The CEO of Mercedes has given up on the 2025 goals

A Mercedes-Benz According to an interview published in the German Handelsblatt, its CEO, Ola Kallenius, called for the easing of emission rules and supports the recently formulated proposals of Mario Draghi, the former president of the European Central Bank, to increase European competitiveness. The CEO said the automaker also agrees with the position of European lobby group ACEA, of which it is a member, which calls for “urgent action” on emissions targets that could cost the industry billions of euros in fines. We cannot ignore customer preferences. As the share of all-electric cars in Europe is stagnating, the carbon dioxide targets set for 2025 can hardly be met, Ola Kallenius told the German business paper.

About the details ITT we wrote in more detail.

Above all, Oliver Blume justified the new, austere direction taken by management with the deteriorating automotive market environment. While it’s not just Volkswagen, the entire German auto industry has been producing poor sales figures for some time, mostly because they are unable to manage the price of the electric transition. While VW reported a 14 percent lower profit in the first half, BMW’s profit fell by nearly 15 percent, and Mercedes’s by almost 16 percent.

In the meantime, the crisis is also affecting automotive suppliers, who have to deal with the entry of new competitors into Europe. August new car sales in key markets France, Germany, Italy and Spain saw double-digit year-on-year declines, according to a Goldman Sachs analyst.
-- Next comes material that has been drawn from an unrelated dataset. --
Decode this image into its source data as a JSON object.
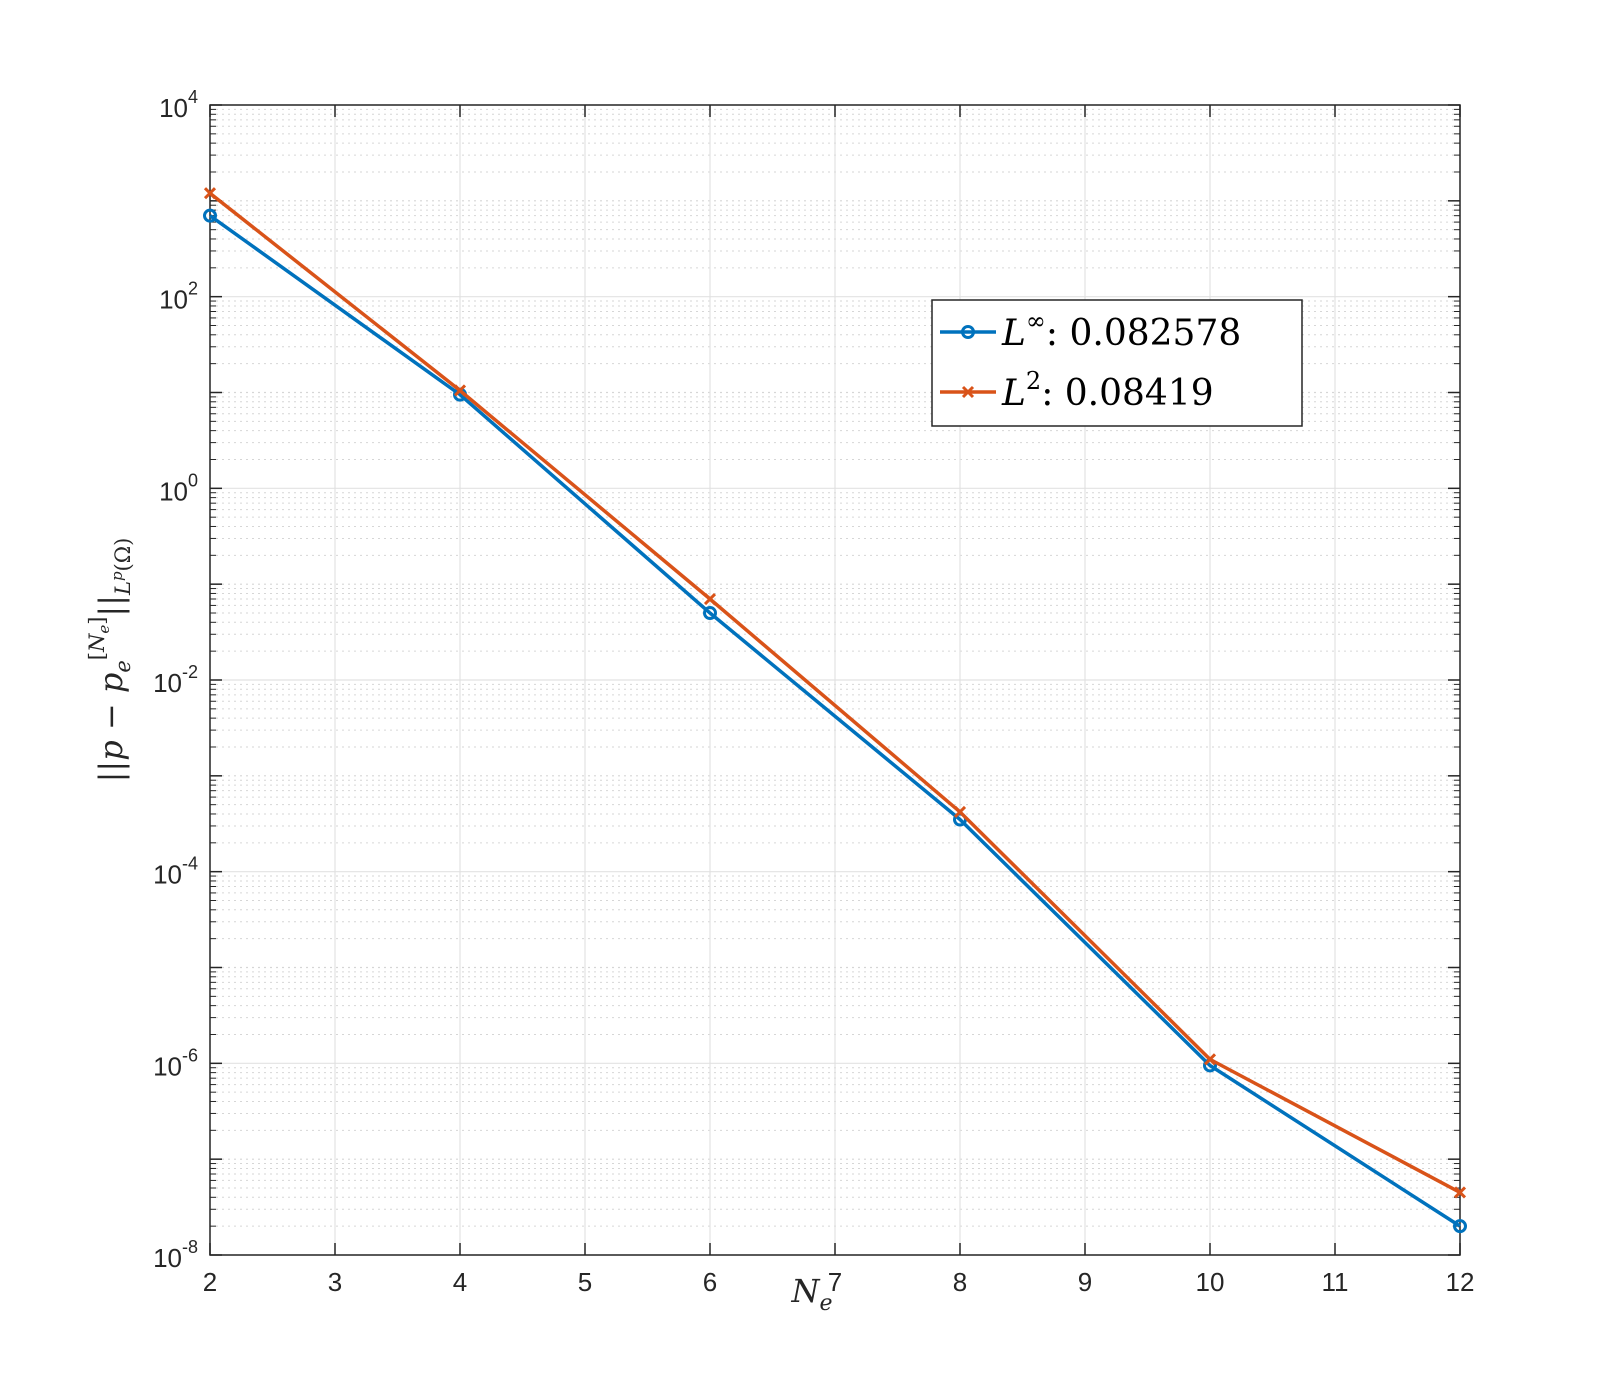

The annual sales rate of the four countries fell by 16.7 percent, reflecting the difficult European economic environment.

What factors are causing the crisis in the German car industry?

  • Germany is increasingly lagging behind in terms of competitiveness.
  • Volkswagen has been struggling with high costs for years, and in terms of profitability, it lags far behind the group’s brands such as Skoda, Seat and Audi.
  • However, the current weak development of new orders has worsened the situation.
  • The auto industry has been rocked by a drop in demand for electric cars after governments, including Germany, cut financial incentives.
  • BMW and Mercedes have issued profit warnings in recent weeks, partly due to a drop in Chinese demand.
  • The push and business success of Chinese competitors, with which they are ripping off an ever-larger slice of the market pie.
  • European automakers all have a shrinking share of electric vehicle sales.
  • China’s BYD increased its market share from 14.7 percent in the second quarter of 2023 to 17.2 percent by July 2024, consolidating its position as the global leader in electric vehicles and dethroning Tesla at the same time.
  • For example, Stellantis’ market share dropped from 4.0 percent a year ago to 2.7 percent in July, Volkswagen’s from 7.5 percent to 6.6 percent, while Mercedes-Benz’s share shrank to only 1.9 percent.
  • Electric vehicles still have a high cost compared to internal combustion vehicles.
  • Despite having lower long-term running costs, the initial purchase price of electric cars, even after government subsidies, is about 20 percent higher than their internal combustion engine counterparts in major markets such as Germany and France.
  • In addition to all this, there is still a kind of customer distrust of electric vehicles, whether they really prove to be a good investment in the long term.

Europe can wave a tearful goodbye to the production of the Volkswagen Polo

After about forty years, the production of the Volkswagen Polo is ending in Europe. At the same time, the company can begin the transition to electric car production, where not only the Germans, but also the Czechs can produce affordable electric cars from 2026. VW sold 90,107 units of the Polo in the first eight months of the year, making it the eighth best-selling small car in Europe, according to market researcher Dataforce. Ten years ago, they were able to sell almost twice as many Polos during the same period, then it was the fourth most popular car in Europe.About the details ITT we wrote in more detail.